Tuesday, June 10, 2008

Tucker Max Is Blogging the Making of "I Hope They Serve Beer in Hell"


Fratire king Tucker Max is blogging the making of the movie version of his bestselling boobs-populated and booze-saturated fuckmoir, I Hope They Serve Beer in Hell. On location in Shreverport, Louisiana, Tucker and his production team post enigmatic photos of the film's stars, discuss working with Donnie Darko, and reveal exactly how many penises will be in the movie.
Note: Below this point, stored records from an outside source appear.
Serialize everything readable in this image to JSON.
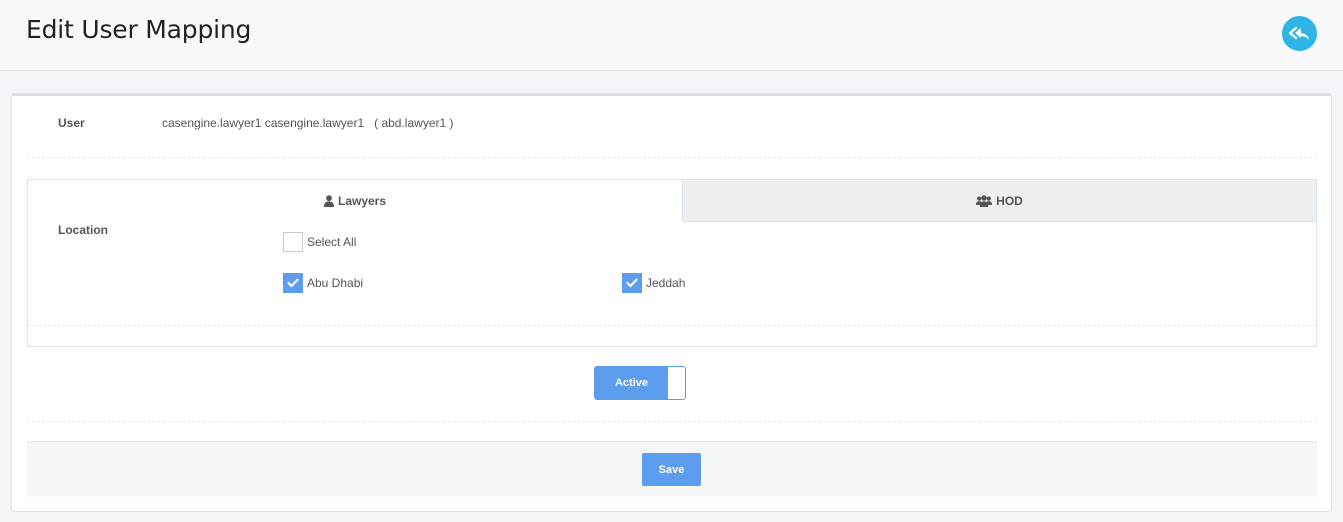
{
  "header": {
    "title": "Edit User Mapping",
    "back_icon": "reply-all-icon",
    "back_color": "#2fb4e7"
  },
  "user": {
    "label": "User",
    "value": "casengine.lawyer1 casengine.lawyer1   ( abd.lawyer1 )"
  },
  "tabs": [
    {
      "label": "Lawyers",
      "icon": "user-icon",
      "active": true
    },
    {
      "label": "HOD",
      "icon": "users-icon",
      "active": false
    }
  ],
  "location": {
    "label": "Location",
    "select_all": {
      "label": "Select All",
      "checked": false
    },
    "options": [
      {
        "label": "Abu Dhabi",
        "checked": true
      },
      {
        "label": "Jeddah",
        "checked": true
      }
    ]
  },
  "status_toggle": {
    "label": "Active",
    "on": true
  },
  "footer": {
    "save_label": "Save"
  },
  "colors": {
    "accent": "#5c9ded",
    "tab_inactive_bg": "#edf0f2"
  }
}
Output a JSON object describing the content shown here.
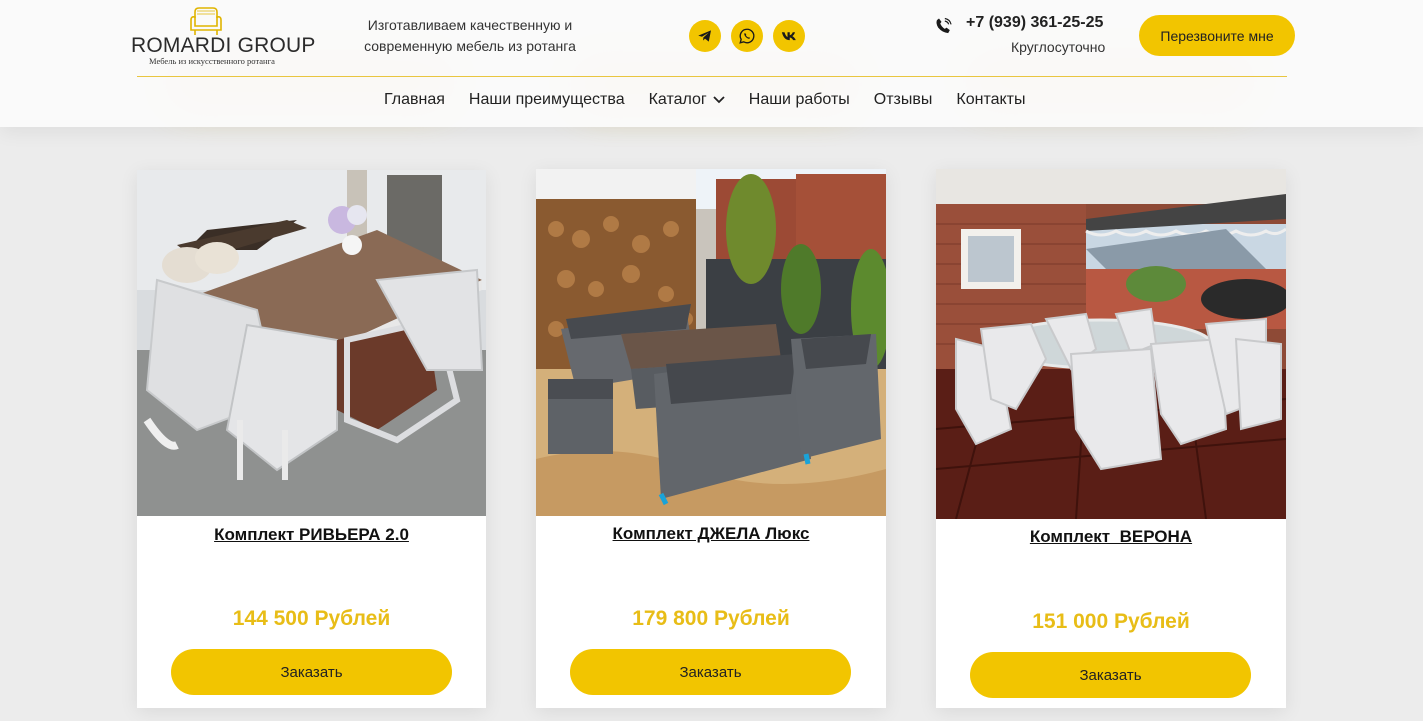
{
  "brand": {
    "name": "ROMARDI GROUP",
    "subtitle": "Мебель из искусственного ротанга",
    "tagline_line1": "Изготавливаем качественную и",
    "tagline_line2": "современную мебель из ротанга"
  },
  "socials": [
    {
      "icon": "telegram-icon"
    },
    {
      "icon": "whatsapp-icon"
    },
    {
      "icon": "vk-icon"
    }
  ],
  "contact": {
    "phone": "+7 (939) 361-25-25",
    "hours": "Круглосуточно",
    "callback_label": "Перезвоните мне"
  },
  "nav": {
    "items": [
      "Главная",
      "Наши преимущества",
      "Каталог",
      "Наши работы",
      "Отзывы",
      "Контакты"
    ]
  },
  "products": [
    {
      "title": "Комплект РИВЬЕРА 2.0",
      "price": "144 500 Рублей",
      "button": "Заказать"
    },
    {
      "title": "Комплект ДЖЕЛА Люкс",
      "price": "179 800 Рублей",
      "button": "Заказать"
    },
    {
      "title": "Комплект  ВЕРОНА",
      "price": "151 000 Рублей",
      "button": "Заказать"
    }
  ],
  "colors": {
    "accent": "#f2c500",
    "price": "#e8bd17",
    "header_bg": "#fafafa",
    "page_bg": "#ececec"
  }
}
"From: 'Production Attorney'
To: Production Team
Re: IHTSBIH Actor Offers

Nils/Tucker/Bob - While I will need to have a longer discussion with Bob to get the full extent of how he plans to shoot the scenes that would require some nudity, for now I just need to put in a general description of the level of nudity and simulated sex scenes e.g. 'we will need the actor to perform wearing only a frontal covering in __ scenes and to engage in simulated sex in ___scenes'. We have to give them the scenes and [make sure they are] okay with showing their rear end and 'side buttock on screen'. If I can tell them we can agree that we will not show [their] genitalia or pubic hair that would be good..."

To which Tucker responds: "I will burn the movie to the ground before I put a dick in it."

Apparently, "Forgetting Sarah Marshall" it is not.